Despite the remoteness and inhospitable climate of Antarctica, the idea of claiming such large areas of landmass has proven appealing to countries. Even the smallest claim on the continent is equivalent to the size of Iraq.

A few of the above claims overlap, as is the case on the Antarctic Peninsula, which juts out geographically from the rest of the continent. This area is less remote with a milder climate, and is subject to claims by Argentina, Chile, and the United Kingdom (which governs the nearby Falkland Islands).

Interestingly, there is still a large portion of Antarctica that remains unclaimed today. Just east of the Ross Ice Shelf lies Marie Byrd Land, a vast, remote territory that is by far the largest unclaimed land area on Earth.

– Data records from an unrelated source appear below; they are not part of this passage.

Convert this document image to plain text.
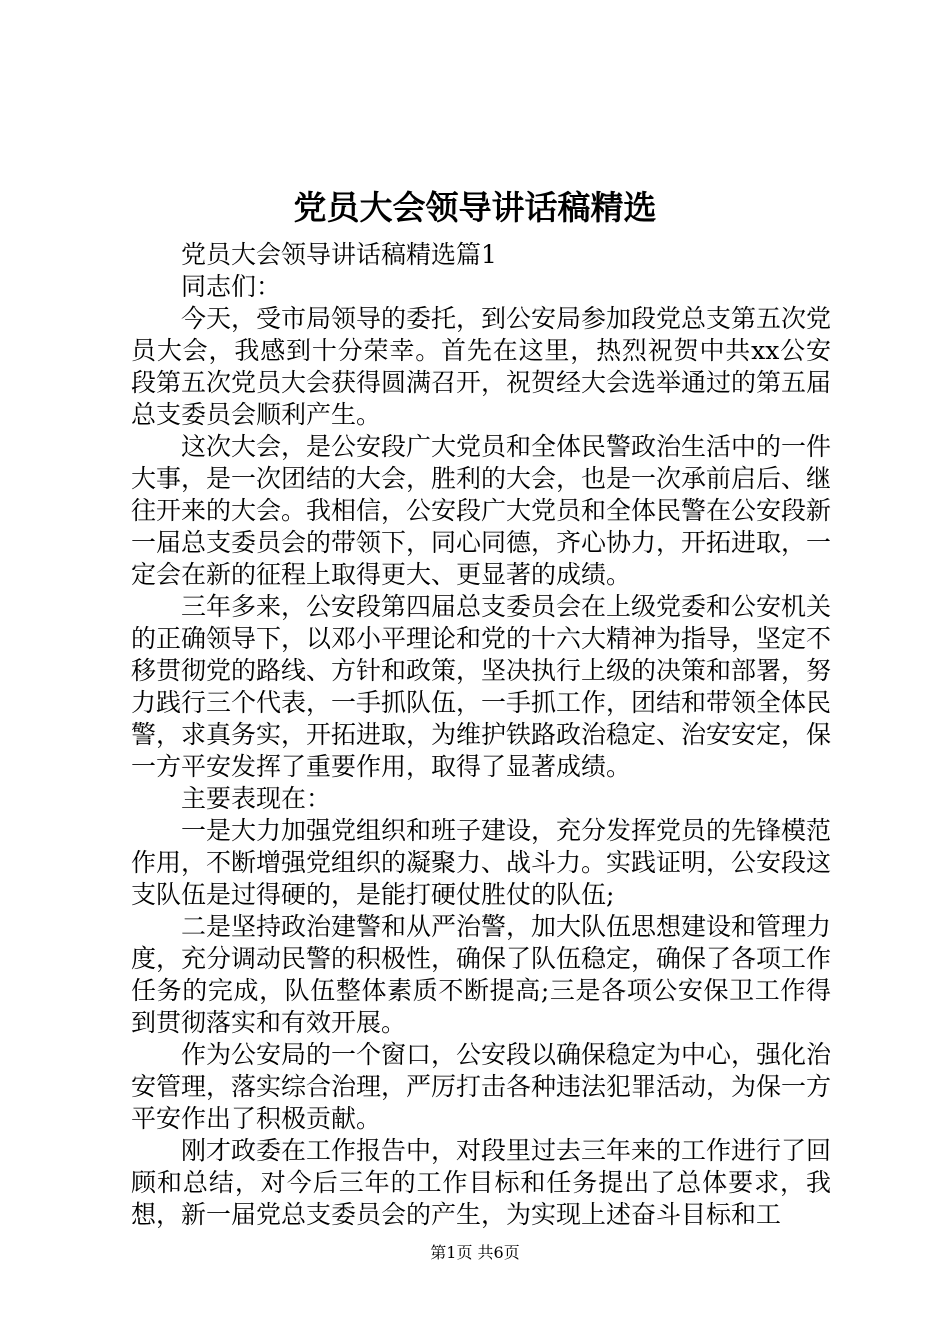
党员大会领导讲话稿精选

党员大会领导讲话稿精选篇1

同志们：

今天，受市局领导的委托，到公安局参加段党总支第五次党员大会，我感到十分荣幸。首先在这里，热烈祝贺中共xx公安段第五次党员大会获得圆满召开，祝贺经大会选举通过的第五届总支委员会顺利产生。

这次大会，是公安段广大党员和全体民警政治生活中的一件大事，是一次团结的大会，胜利的大会，也是一次承前启后、继往开来的大会。我相信，公安段广大党员和全体民警在公安段新一届总支委员会的带领下，同心同德，齐心协力，开拓进取，一定会在新的征程上取得更大、更显著的成绩。

三年多来，公安段第四届总支委员会在上级党委和公安机关的正确领导下，以邓小平理论和党的十六大精神为指导，坚定不移贯彻党的路线、方针和政策，坚决执行上级的决策和部署，努力践行三个代表，一手抓队伍，一手抓工作，团结和带领全体民警，求真务实，开拓进取，为维护铁路政治稳定、治安安定，保一方平安发挥了重要作用，取得了显著成绩。

主要表现在：

一是大力加强党组织和班子建设，充分发挥党员的先锋模范作用，不断增强党组织的凝聚力、战斗力。实践证明，公安段这支队伍是过得硬的，是能打硬仗胜仗的队伍;

二是坚持政治建警和从严治警，加大队伍思想建设和管理力度，充分调动民警的积极性，确保了队伍稳定，确保了各项工作任务的完成，队伍整体素质不断提高;三是各项公安保卫工作得到贯彻落实和有效开展。

作为公安局的一个窗口，公安段以确保稳定为中心，强化治安管理，落实综合治理，严厉打击各种违法犯罪活动，为保一方平安作出了积极贡献。

刚才政委在工作报告中，对段里过去三年来的工作进行了回顾和总结，对今后三年的工作目标和任务提出了总体要求，我想，新一届党总支委员会的产生，为实现上述奋斗目标和工

第1页 共6页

While Antarctica has no official government, it is administered through yearly meetings known as the Antarctic Treaty Consultative Meetings. These meetings involve a number of stakeholders, from member nations to observer organizations.

Frontage Theory: Another Way to Slice it

Of course, critics could argue that current claims are arbitrary, and that there is a more equitable way to partition land in Antarctica. That’s where Frontage Theory comes in.

Originally proposed by Brazilian geopolitical scholar Therezinha de Castro, the theory argues that sectors of the Antarctic continent should be distributed according to meridians (the imaginary lines running north–south around the earth). Wherever straight lines running north hit landfall, that country would have sovereignty over the corresponding “wedge” of Antarctic territory.

The map below shows roughly how territorial claims would look under that scenario.

hypothetical Antarctica frontage territories claims

While Brazil has obvious reasons for favoring this solution, it’s also a thought experiment that produces an interesting mix of territorial claims. Not only do nearby countries in Africa and South America get a piece of the pie, but places like Canada and Greenland would end up with territory adjacent to both of the planet’s poles.

Leaving the Pie Unsliced

Thanks to the Antarctic Treaty, there is no mining taking place in Antarctica, and thus far no country has set up a permanent settlement on the continent. Aside from scattered research stations and a few thousand researchers, claims in the region have a limited impact.

For the near future at least, the slicing of the Antarctic pie is only hypothetical.